What does this do for us?

In short, it returns a future with the poll function implemented for us at compile-time.

This poll function would work in the following way:

There would be a state variable that stores where it is throughout this function and any relevant data (like a file descriptor).
The first would be an uninitialized state, which is when we just start executing the program.
On our first poll, it would run until we reach the first await. At this point, we would poll the future created by File::open(...) and most likely won't be able to make progress, so the poll would return Poll::Pending.
Once the File::open(...) future wakes back up and returns Poll::Ready(data), then we can progress to the next state with our new file variable set.
This next state would be defined for everything in between the two awaits. This general idea continues until the end of the function.

One thing to note is that we can't replace our FutSocket's poll implementation with async/await because we have to do special things like set the wake() function and interface with the OS. Async/await is intended to take existing future implementation (like File::open(...) and File::read_to_string(...)) and chain them together to make more complicated (and useful) asynchronous code easily.
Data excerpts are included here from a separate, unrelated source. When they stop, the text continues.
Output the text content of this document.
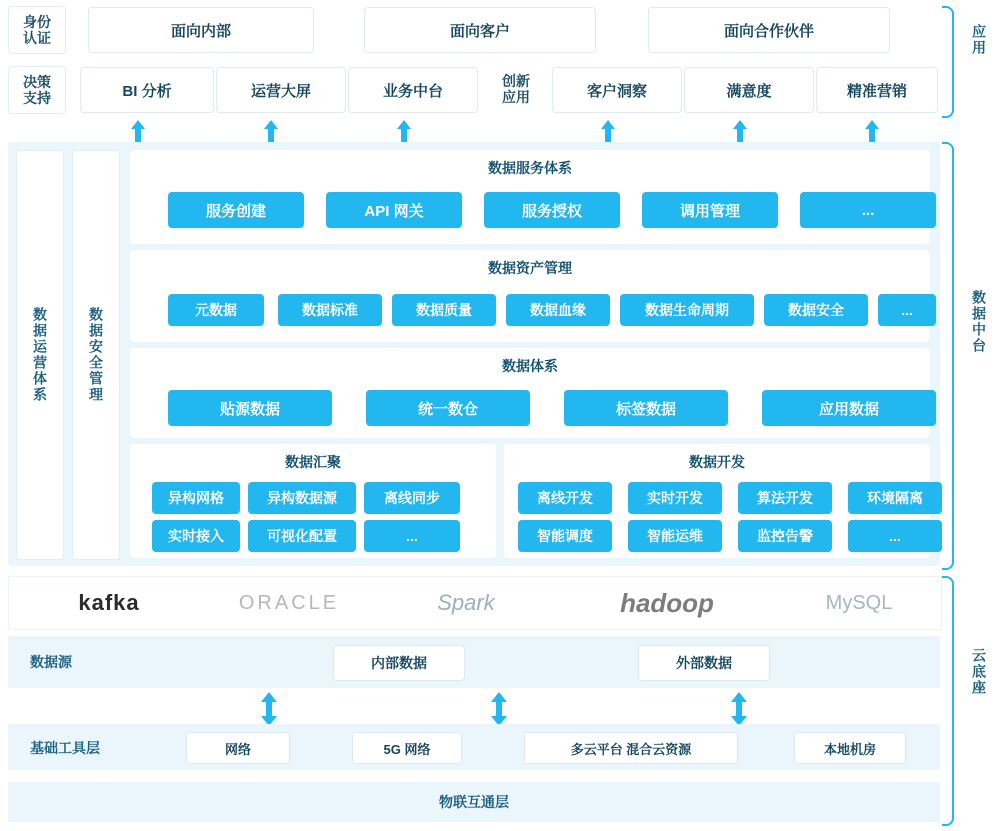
身份
认证	面向内部	面向客户	面向合作伙伴
决策
支持	BI 分析	运营大屏	业务中台
创新
应用	客户洞察	满意度	精准营销
数据运营体系	数据安全管理
数据服务体系
服务创建	API 网关	服务授权	调用管理	...
数据资产管理
元数据	数据标准	数据质量	数据血缘	数据生命周期	数据安全	...
数据体系
贴源数据	统一数仓	标签数据	应用数据
数据汇聚
异构网格	异构数据源	离线同步
实时接入	可视化配置	...
数据开发
离线开发	实时开发	算法开发	环境隔离
智能调度	智能运维	监控告警	...
kafka	ORACLE	Spark	hadoop	MySQL
数据源	内部数据	外部数据
基础工具层	网络	5G 网络	多云平台 混合云资源	本地机房
物联互通层
应用
数据中台
云底座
How is it used in production?

Due to their construction, Futures in Rust are zero-cost. This effort to implement zero-cost futures into Rust has taken over 4 years.

That time paid off because it means that performance is directly tied to executor design. And, because Rust guarantees memory and thread safety, the implementation for executors can be very complicated and yet very safe.

One of the more popular executors (or in this case a runtime) is called tokio. It is a multithreaded, work-stealing, task scheduler tuned for async networking workloads.

By using a runtime like tokio, the actor-based web framework called actix, written in Rust, can handle 54% more fortunes responses per second than the next best web framework written in C, according to this TechEmpower benchmark.